4.) For a number of years there has been some writing I’ve wanted to do, but never seemed to have the time to get around to it, and during my time off work with this situation I have been able to work on that, and God has met me in it by helping me to put down my thoughts on paper.

5.) I feel that this situation caused some major changes in my attitude and perspective on my job….I’ve been a Dentist for 22 years and in the last few years work has been very stressful in the group practice I’m in with the sheer number of patients, and quality of work to be done. I was taking a lot of that burden on myself and trying to make things work out by taking on more work than I could easily handle, and it was taking it’s toll on me and my family. It’s interesting how being away from work and seeing that somehow people are able to handle things when you’re gone gives you a new perspective on that sense of burden….I realize now that I’m not doing anyone favors to burn myself out.

6.) It is probably in my relationships that this experience has made the most differences…the changes it has put me, my wife, my kids, my friends, my co workers through….these things cannot be easily measured, but in general it has caused many of us to re look at what really is important in life. Glow and I have been married for 28 years , like all couples , we’ve had challenges as we have changed and grown through the years and had to adjust to each others changes…but this experience Has, I believe drawn us even closer. And helped us both to value what’s really important in our relationship., and to get a new perspective on what real priorities are, to walk these things out daily.

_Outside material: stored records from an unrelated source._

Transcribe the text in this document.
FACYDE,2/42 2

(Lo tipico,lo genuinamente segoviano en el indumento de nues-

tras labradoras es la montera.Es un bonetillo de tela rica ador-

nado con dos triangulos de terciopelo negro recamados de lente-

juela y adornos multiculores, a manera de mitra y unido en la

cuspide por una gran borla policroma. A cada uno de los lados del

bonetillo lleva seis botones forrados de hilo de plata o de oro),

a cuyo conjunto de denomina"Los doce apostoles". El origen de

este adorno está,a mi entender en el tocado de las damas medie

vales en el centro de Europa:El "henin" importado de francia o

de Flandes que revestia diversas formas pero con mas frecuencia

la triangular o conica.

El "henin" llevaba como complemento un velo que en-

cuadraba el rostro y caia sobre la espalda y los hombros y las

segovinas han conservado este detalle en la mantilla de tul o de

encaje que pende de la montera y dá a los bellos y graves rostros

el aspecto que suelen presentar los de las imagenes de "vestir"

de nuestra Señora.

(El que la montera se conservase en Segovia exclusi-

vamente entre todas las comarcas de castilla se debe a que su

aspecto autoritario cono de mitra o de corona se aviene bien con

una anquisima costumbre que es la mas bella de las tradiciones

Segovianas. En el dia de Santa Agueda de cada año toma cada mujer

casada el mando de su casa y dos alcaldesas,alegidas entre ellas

Finally in the book of Job, Satan makes a claim that Job really only loves God because of all the blessings he’s receiving, and if those were taken away, Jobs heart would turn form God and he would curse him. The last opportunity my trial and anyone gives us is to prove Satan wrong. To continue to love and trust God even when our circumstances “do not seem like a blessing” It is at those times that it should be enough that God loves us more than we can imagine, that He is with us at all times and gives us grace for “any” trial , and that He also has given us hope and a future and an eternal destiny , because of Christ , that we can only begin to fathom …how great it will be ! Paul says in Romans that …” our present sufferings are not worth comparing with the glory that will be revealed in us”

I’d like to close with a prayer” Lord , I thank you so much that you have promised us that you will never leave or forsake us , and that even in the midst of any trials and tribulations we may go through , you are with us, and for us , and working in us. I pray for all of us that in any situations we go through, our eyes would be open to see how you are working out your plans, and to see the blessings that you often pour out on us even in the midst of what we think are difficult situations or ordeals. Help us to truly experience that you grace is sufficient for all our needs. Thank you, in Jesus name . Amen.



I hope you enjoy this some how and don’t think it morbid or insensitive that I have sent these words of my late husband to you , I though they were timeless, very wise and can continue to speak to us even though he is gone from the planet .If you knew also him he was terribly frightened in his natural self to talk in front of people it was even more amazing he was so eloquent and pulled it off with ease. He did end up being quite a witness to many people of all walks of life, especially being a dentist and so open to the public. He had also written a book, I am working on compiling and hope to get it printed for him as He asked me to do.

This was from his “talk” to the church, earlier in the same year we went to Maryland (NIH), where God eventually called him home. I hope this may touch some one out here that may be struggling with some hard issues right now and encourage you.